Doug Schenkel - Analyst
And Q1 we're back to normal, 200 plus?
Jay Flatley - President, CEO
Well, we have been saying 150 to 200 and you're right.
In the second quarter we were much closer at that high end and have been trending at that high end.
Doug Schenkel - Analyst
Okay.
And last one -- not to rub salt in the wound here, but this is the second quarter in a row where you missed and this time based on the e-mails I'm getting, there's a lot of frustration about the lack of visibility and questions about whether you should have preannounced or not.
Given this -- I'm sure this is not a surprise to you -- can you talk about how comfortable with the target you are relative to the last two quarters?
Jay Flatley - President, CEO
Yes, I can understand why people are frustrate and we're frankly frustrated as well.

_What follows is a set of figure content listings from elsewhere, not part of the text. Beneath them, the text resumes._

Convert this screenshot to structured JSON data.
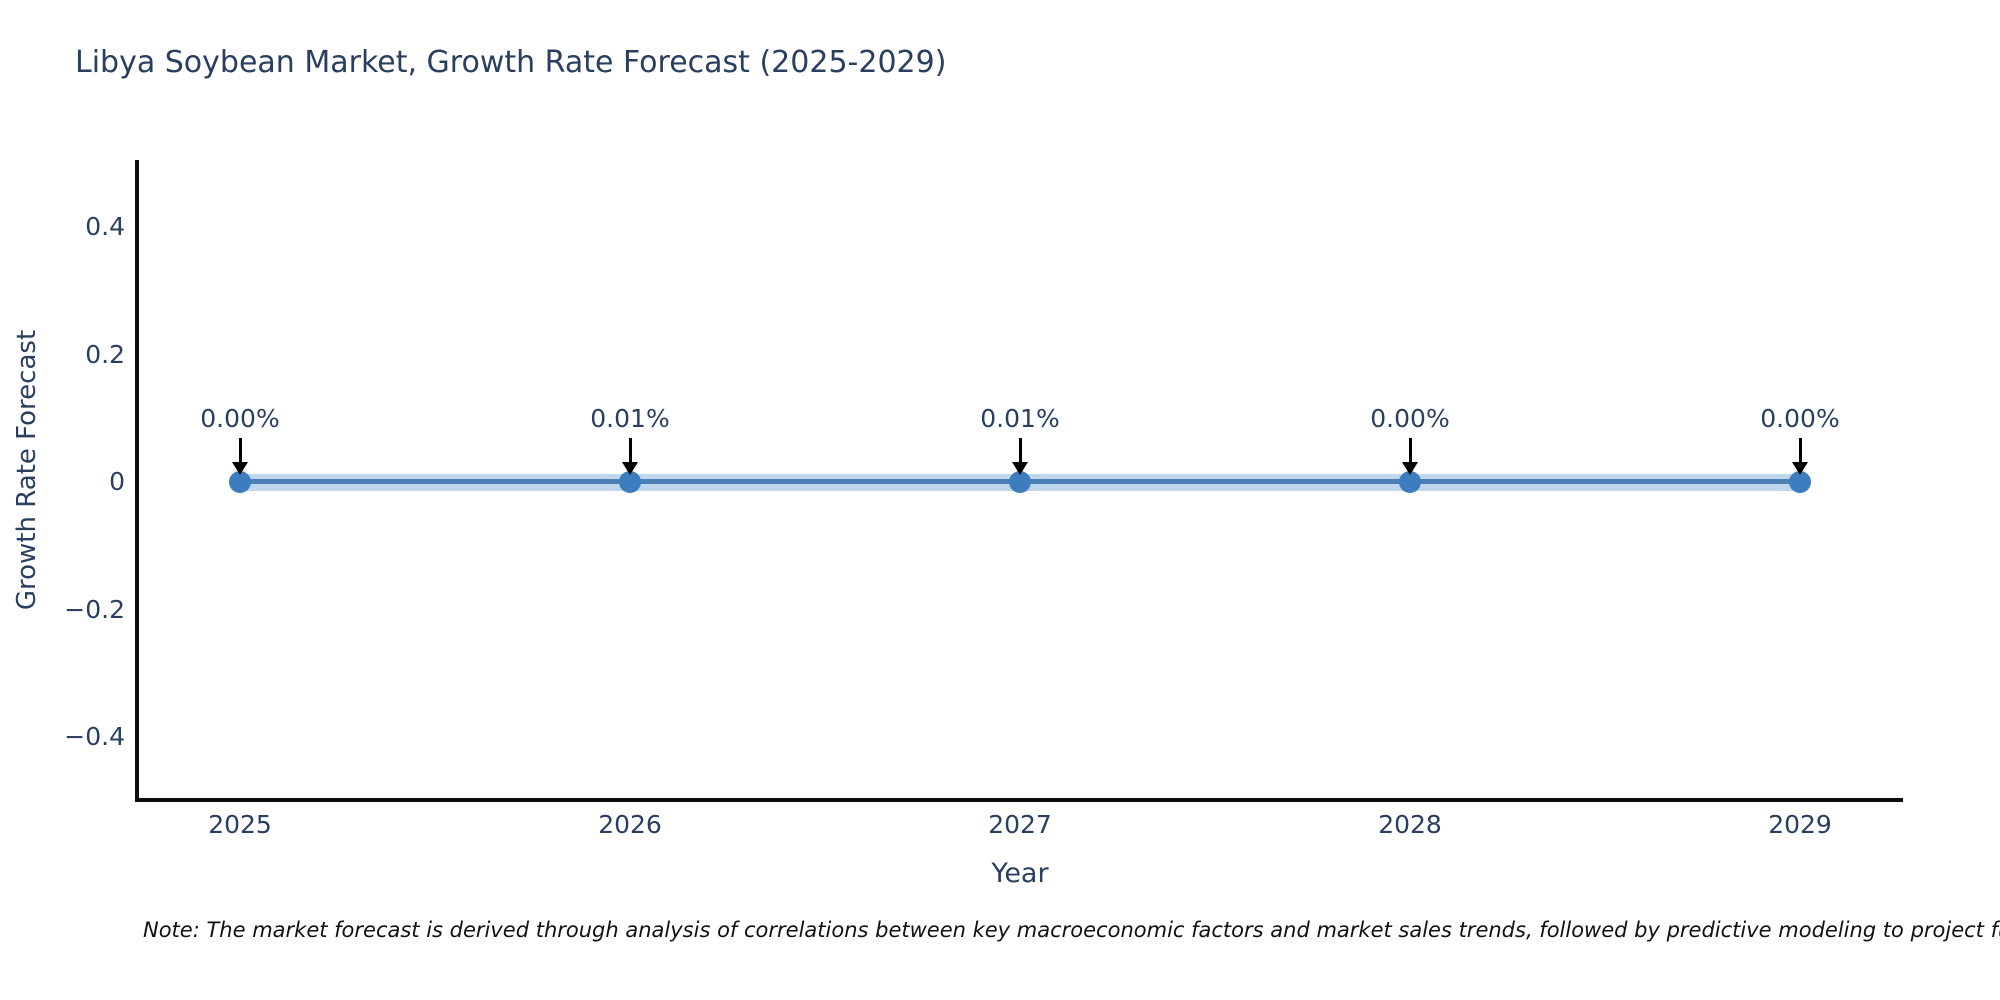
{
  "page": {
    "background": "#ffffff"
  },
  "header": {
    "title": "Libya Soybean Market, Growth Rate Forecast (2025-2029)"
  },
  "footer": {
    "note": "Note: The market forecast is derived through analysis of correlations between key macroeconomic factors and market sales trends, followed by predictive modeling to project future sal"
  },
  "colors": {
    "title_text": "#2a3f5f",
    "tick_text": "#2a3f5f",
    "axis_line": "#0d0d0d",
    "series_line": "#4a80b4",
    "series_halo": "rgba(127,175,218,0.5)",
    "marker_fill": "#3d7cbe",
    "annotation_text": "#2a3f5f",
    "annotation_arrow": "#000000",
    "note_text": "#111111"
  },
  "chart_data": {
    "type": "line",
    "title": "Libya Soybean Market, Growth Rate Forecast (2025-2029)",
    "xlabel": "Year",
    "ylabel": "Growth Rate Forecast",
    "categories": [
      "2025",
      "2026",
      "2027",
      "2028",
      "2029"
    ],
    "series": [
      {
        "name": "Growth Rate Forecast",
        "values_percent": [
          0.0,
          0.01,
          0.01,
          0.0,
          0.0
        ],
        "point_labels": [
          "0.00%",
          "0.01%",
          "0.01%",
          "0.00%",
          "0.00%"
        ]
      }
    ],
    "ylim": [
      -0.5,
      0.505
    ],
    "yticks": [
      {
        "label": "0.4",
        "value": 0.4
      },
      {
        "label": "0.2",
        "value": 0.2
      },
      {
        "label": "0",
        "value": 0
      },
      {
        "label": "−0.2",
        "value": -0.2
      },
      {
        "label": "−0.4",
        "value": -0.4
      }
    ],
    "grid": false,
    "legend": "none",
    "marker_style": "circle",
    "annotations_have_down_arrows": true
  }
}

Clearly not happy with our results or our ability to forecast.
We've done everything we know how to do to get clarity around the impact of stimulus and the reduction in GWAS.
We have done everything to get a handle on that and it just didn't turn out as we hoped or assumed.
I think the guidance that we gave is the most responsible guidance we could come up with as a minimum number.
We think that there are ways to have upside to that number but our visibility on the degree to that upside is limited and that's why we chose interestingly to not give a high-end of the range as we typically do.
We didn't want to bound it very narrowly because we thought that might indicate we have more precision in the forecast than, in fact, we do.
We think the 165 minimum number is the most responsible number that we could arrive at.
Operator
Okay, ladies and gentlemen, this concludes the question and answer session.
I would like to turn the phone call baubling to Peter Fromen for closing remarks.
Peter Fromen - Senior Director, IR
Thank you, Operator.
As a reminder, a replay of this call will be available in a webcast format in the investor relations section of our website as well as though the dial-in instructions contained in today's earnings release.
Thank you for joining us today.
This concludes our call and we look forward to our next update in February following the close of the fourth quarter.
Operator
Ladies and gentlemen, this concludes today's conference.
Thank you for your participation.
You may now disconnect and have a good day.